In contrast, due to the great separation ability and high sensitivity of GC, it plays an important role for DGA application in the worldwide, i.e., offline or online monitoring [20], [21], [22], [23]. It should be noted that the performance of GC system is determined by its detectors, e.g., the most common GC detectors are the flame ionization detector (FID) [24] and the thermal conductivity detector (TCD) [25]. However, the detection limit of TCD does not meet the requirements of online monitoring, and H₂ is needed as auxiliary gas for FID, which is not allowed to be used in substation. To address this problem, we have developed SnO₂ detector for DGA application [17]. However, the limitation of SnO₂ to C₂H₂ is about 0.16 µL/L, hence, it is more proper to monitor the low voltage-level transformers, i.e., the required limitation to C₂H₂ is large than 0.5 µL/L. To promote the detection limitation of the characteristic gases, Fan et al. [23] developed the SOFC detector and applied it to DGA, and its corresponding properties are also studied, showing the advantage of high-sensitivity, good repeatability, fewer chromatographic columns and carrier gases. However, it is only used in laboratory, and the calibration process in [23] is complicated in actual application.

The contributions and novelty of this paper are as follows: 1.It is the first report that the online DGA monitoring system based SOFC detector is developed and applied to the substation. 2. According the principle of the SOFC, the qualification measurement without calibrating gases is firstly applied to the online DGA monitoring system. We extend the work presented in [23] about our newly developed high-sensitivity and low-cost SOFC chromatographic detector, and an online monitoring system are presented, in which the framework of the online DGA system, online GC instrument and digital signal (chromatogram) processing, mathematical model of SOFC detector without curve fitting, and power transformer condition assessment based on the measured DGA data are elaborated.

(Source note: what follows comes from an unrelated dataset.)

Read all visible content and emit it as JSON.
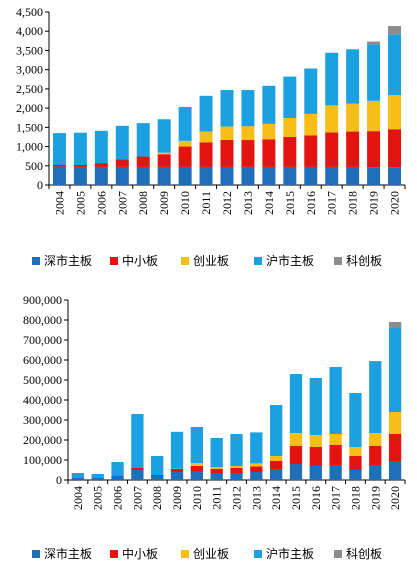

The developed online monitor can be used to detect five feature gases, e.g., H₂, CH₄, C₂H₄, C₂H₆, C₂H₂ dissolved in transformer oil, which are used largely for transformer faults diagnosis. Essentially, the purpose of the DGA is for power transformer condition assessment. In practice, the status evaluation of transformer is performed by the maintainers who are nonexperts, hence interpreting the DGA data obtained from online monitors is a challenging task since the relation between the faults type and the gas concentration is complex [26]. Hence, there is a necessity to integrate intelligent algorithms into the monitor for identifying faults type of power transformer automatically. Due to the excellent capability of distinguishing multiple faults and samples with ambiguous characteristic, the RVM-ANFIS algorithm developed in our previous work [3] is adopted in this online monitor. By using the developed online monitoring system, DGA can be carried out periodically in smart substation without human interference, providing status evaluation for transformers automatically. To verify effectiveness of the presented online DGA system and applicability of the diagnosis algorithms, case studies and results of applying the proposed system are provided.